Pétrole au plus bas : (...)

Pétrole au plus bas : un baril de poudre pour l’économie ?

Les prix du pétrole ont perdu près de 50 % en six mois. Si à court terme, cette baisse apportera certainement un supplément de croissance à la zone euro, elle contient en germe de nombreux risques…

Les deux références sur le marché du pétrole sont le baril de WTI (West Texas Intermediate) et le baril de Brent. Le premier, également appelé Texas Sweet Light, est la référence sur le marché américain. En juillet 2014, le baril de WTI cotait 105 dollars et aujourd’hui seulement 48, soit une baisse de plus de 50 % en six mois ! En ce qui concerne le baril de Brent de la mer du Nord, qui sert de référence sur les marchés européens notamment, son prix est quant à lui passé de 112 dollars en juillet 2014 à 56 actuellement, soit là encore une baisse de 50 % en six mois !

L’Arabie Saoudite à la manœuvre

Cette baisse s’explique d’abord par le fait que la demande mondiale de pétrole progresse plus faiblement que prévue, au point de conduire à un écart croissant entre capacités de production pétrolière et demande. De plus, l’économie chinoise, très grande consommatrice de pétrole, subit une stagnation prolongée de sa production industrielle, qui se reflète d’ailleurs dans les chiffres de la croissance, et conduit bien entendu à une moindre demande de pétrole.
Mais c’est surtout l’Arabie Saoudite qui joue un rôle non négligeable dans cette chute des prix. En effet, Riyad a longtemps été seule à réduire sa production, afin de maintenir un prix du baril élevé sur les marchés. Mais les dissensions au sein de l’OPEP (Organisation des pays exportateurs de pétrole) ont amené l’Arabie Saoudite à refuser de réduire sa production quitte à laisser le cours s’effondrer... Par là même, l’Arabie Saoudite cherche à rendre non profitable la production de pétroles de schiste aux États-Unis, qui est en pleine effervescence depuis quelques années, mais dont le coût de production est estimé à environ 70 dollars le baril.

Une baisse de prix qui soutient la demande

La zone euro, et la France en particulier, vont profiter pendant quelques mois d’une conjonction de facteurs très favorables à la demande : dépréciation de l’Euro grâce au quantitative easing de 1 140 milliards d’euros (prévu pour durer jusqu’en 2016), niveau très bas des taux d’intérêt et baisse importante des prix du pétrole. Dès lors, on peut raisonnablement espérer un surcroît de croissance pour 2015 et peut-être 2016. Dans un monde autant dépendant du pétrole, toute la question est alors de savoir combien de temps le prix du baril va rester bas.
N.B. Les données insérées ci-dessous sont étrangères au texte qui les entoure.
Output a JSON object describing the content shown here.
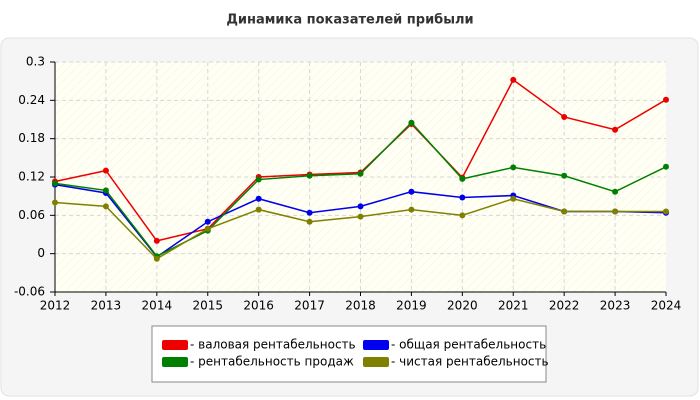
{
  "chart_data": {
    "type": "line",
    "title": "Динамика показателей прибыли",
    "categories": [
      "2012",
      "2013",
      "2014",
      "2015",
      "2016",
      "2017",
      "2018",
      "2019",
      "2020",
      "2021",
      "2022",
      "2023",
      "2024"
    ],
    "series": [
      {
        "name": "- валовая рентабельность",
        "color": "#ee0000",
        "values": [
          0.113,
          0.13,
          0.02,
          0.039,
          0.12,
          0.124,
          0.127,
          0.203,
          0.119,
          0.272,
          0.214,
          0.194,
          0.241
        ]
      },
      {
        "name": "- общая рентабельность",
        "color": "#0000ee",
        "values": [
          0.108,
          0.095,
          -0.005,
          0.05,
          0.086,
          0.064,
          0.074,
          0.097,
          0.088,
          0.091,
          0.066,
          0.066,
          0.064
        ]
      },
      {
        "name": "- рентабельность продаж",
        "color": "#008000",
        "values": [
          0.11,
          0.099,
          -0.004,
          0.036,
          0.116,
          0.122,
          0.125,
          0.205,
          0.117,
          0.135,
          0.122,
          0.097,
          0.136
        ]
      },
      {
        "name": "- чистая рентабельность",
        "color": "#808000",
        "values": [
          0.08,
          0.074,
          -0.008,
          0.039,
          0.069,
          0.05,
          0.058,
          0.069,
          0.06,
          0.086,
          0.066,
          0.066,
          0.066
        ]
      }
    ],
    "ylim": [
      -0.06,
      0.3
    ],
    "yticks": [
      -0.06,
      0,
      0.06,
      0.12,
      0.18,
      0.24,
      0.3
    ],
    "grid": true,
    "legend": "bottom"
  }
}
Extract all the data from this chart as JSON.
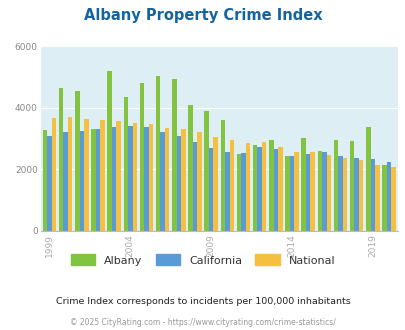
{
  "title": "Albany Property Crime Index",
  "years": [
    1999,
    2000,
    2001,
    2002,
    2003,
    2004,
    2005,
    2006,
    2007,
    2008,
    2009,
    2010,
    2011,
    2012,
    2013,
    2014,
    2015,
    2016,
    2017,
    2018,
    2019,
    2020
  ],
  "albany": [
    3280,
    4650,
    4550,
    3300,
    5200,
    4350,
    4800,
    5020,
    4920,
    4080,
    3880,
    3600,
    2500,
    2800,
    2950,
    2430,
    3020,
    2600,
    2950,
    2920,
    3380,
    2150
  ],
  "california": [
    3100,
    3200,
    3250,
    3300,
    3380,
    3400,
    3370,
    3200,
    3080,
    2880,
    2680,
    2570,
    2520,
    2720,
    2650,
    2420,
    2500,
    2550,
    2450,
    2380,
    2340,
    2230
  ],
  "national": [
    3680,
    3700,
    3650,
    3600,
    3570,
    3520,
    3470,
    3350,
    3300,
    3200,
    3050,
    2950,
    2850,
    2900,
    2720,
    2580,
    2550,
    2460,
    2380,
    2310,
    2130,
    2080
  ],
  "albany_color": "#82c341",
  "california_color": "#5b9bd5",
  "national_color": "#f5c040",
  "bg_color": "#ddeef4",
  "title_color": "#1464a0",
  "subtitle": "Crime Index corresponds to incidents per 100,000 inhabitants",
  "footer": "© 2025 CityRating.com - https://www.cityrating.com/crime-statistics/",
  "ylim": [
    0,
    6000
  ],
  "yticks": [
    0,
    2000,
    4000,
    6000
  ],
  "xtick_years": [
    1999,
    2004,
    2009,
    2014,
    2019
  ]
}
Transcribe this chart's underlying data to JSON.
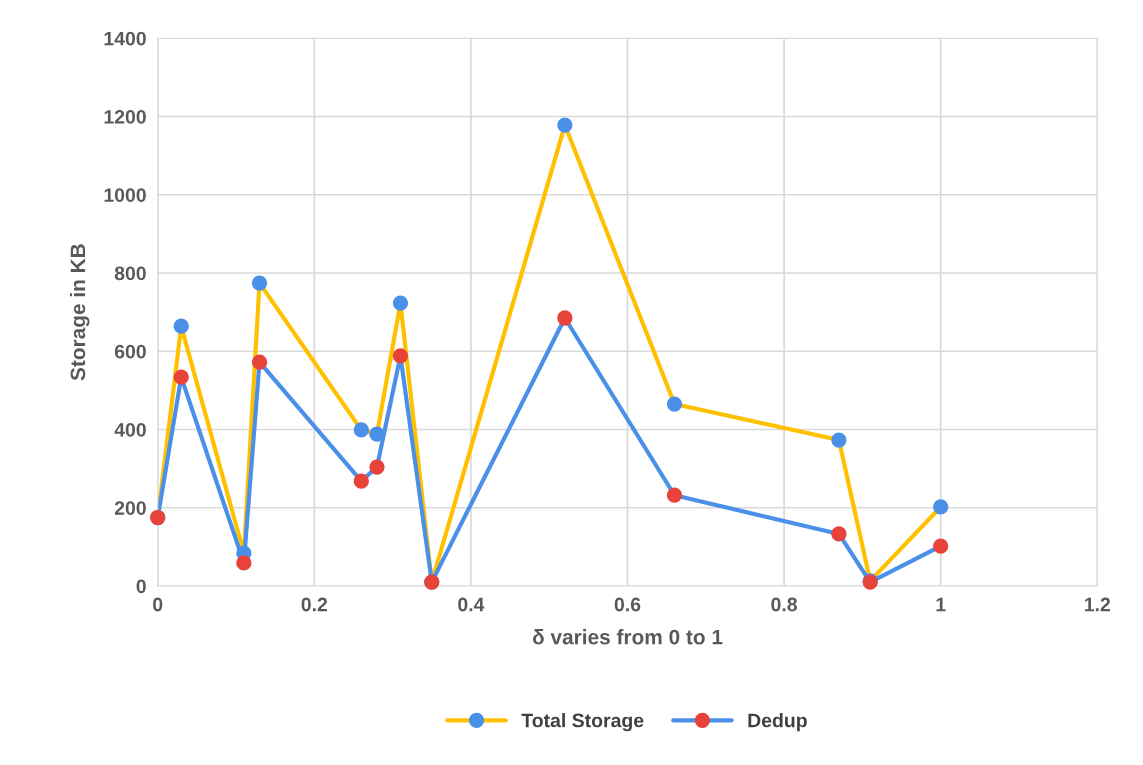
{
  "chart_data": {
    "type": "line",
    "xlabel": "δ varies from 0 to 1",
    "ylabel": "Storage in KB",
    "x": [
      0,
      0.03,
      0.11,
      0.13,
      0.26,
      0.28,
      0.31,
      0.35,
      0.52,
      0.66,
      0.87,
      0.91,
      1.0
    ],
    "series": [
      {
        "name": "Total Storage",
        "color": "#ffc000",
        "colors": [
          "#4a90e8",
          "#4a90e8",
          "#4a90e8",
          "#4a90e8",
          "#4a90e8",
          "#4a90e8",
          "#4a90e8",
          "#4a90e8",
          "#4a90e8",
          "#4a90e8",
          "#4a90e8",
          "#4a90e8",
          "#4a90e8"
        ],
        "values": [
          175,
          664,
          84,
          774,
          399,
          388,
          723,
          10,
          1178,
          465,
          373,
          13,
          202
        ]
      },
      {
        "name": "Dedup",
        "color": "#4a90e8",
        "colors": [
          "#e8433a",
          "#e8433a",
          "#e8433a",
          "#e8433a",
          "#e8433a",
          "#e8433a",
          "#e8433a",
          "#e8433a",
          "#e8433a",
          "#e8433a",
          "#e8433a",
          "#e8433a",
          "#e8433a"
        ],
        "values": [
          175,
          534,
          59,
          572,
          268,
          304,
          588,
          10,
          685,
          232,
          133,
          10,
          102
        ]
      }
    ],
    "xlim": [
      0,
      1.2
    ],
    "xticks": [
      0,
      0.2,
      0.4,
      0.6,
      0.8,
      1,
      1.2
    ],
    "ylim": [
      0,
      1400
    ],
    "yticks": [
      0,
      200,
      400,
      600,
      800,
      1000,
      1200,
      1400
    ],
    "grid": true,
    "legend": "bottom",
    "marker": "circle",
    "line_style": "solid"
  }
}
Des conséquences négatives à moyen terme

Or, un baril au plus bas est aussi porteur de risques graves. Tout d’abord, la zone euro frôle déjà la déflation, ainsi une baisse du prix du pétrole conduira à maintenir l’inflation très faible alors que la BCE (Banque centrale européenne) fait tout pour la faire remonter à environ 2 % sur moyen terme. De plus, une baisse du prix du pétrole encouragera la consommation d’énergie fossile et rendra plus difficile l’indispensable transition énergétique.
Enfin, certains pays exportateurs de pétrole se retrouveront en difficulté pour équilibrer leur budget, si les prix du pétrole demeurent bas trop longtemps. C’est bien entendu le cas de la Russie, qui subit de plus des sanctions suite aux événements survenus en Ukraine, mais cela concerne aussi le Venezuela et l’Angola. Ces pays craignent donc de conjuguer à terme déficit public et déficit extérieur, ce qui pourrait conduire à une crise sociale et politique, dont on voit déjà les prémices au Venezuela.

Attention au contrechoc !

Mais très prochainement, fin 2015 ou durant l’année 2016, le prix du baril remontera, en raison de la reprise économique dans certains pays et de la baisse de production de pétroles non conventionnels aux États-Unis. Cette dernière a du reste déjà commencé, dans l’indifférence quasi-totale des Européens : on note ainsi une chute brutale de l’investissement dans les pétroles de schiste depuis mi-décembre 2014, qui va déboucher sur une baisse de la production et donc des faillites en cascade, puisque l’essentiel de ces puits sont tenus par de petites sociétés très endettées.
L’inflation risque donc de faire son retour au sein de la zone euro, au moment où le quantitative easing s’arrêtera. On devrait alors assister à une hausse des taux d’intérêt et une réappréciation de l’Euro, bref à un contrechoc négatif sur la demande.
En définitive, les États de la zone euro doivent tirer profit de cette conjoncture favorable pour refonder leur économie. Cela nécessite de réduire la dépendance au pétrole, de s’engager plus avant dans la transition écologique et de monter en gamme dans la production, afin de ne plus faire dépendre leur compétitivité uniquement des coûts.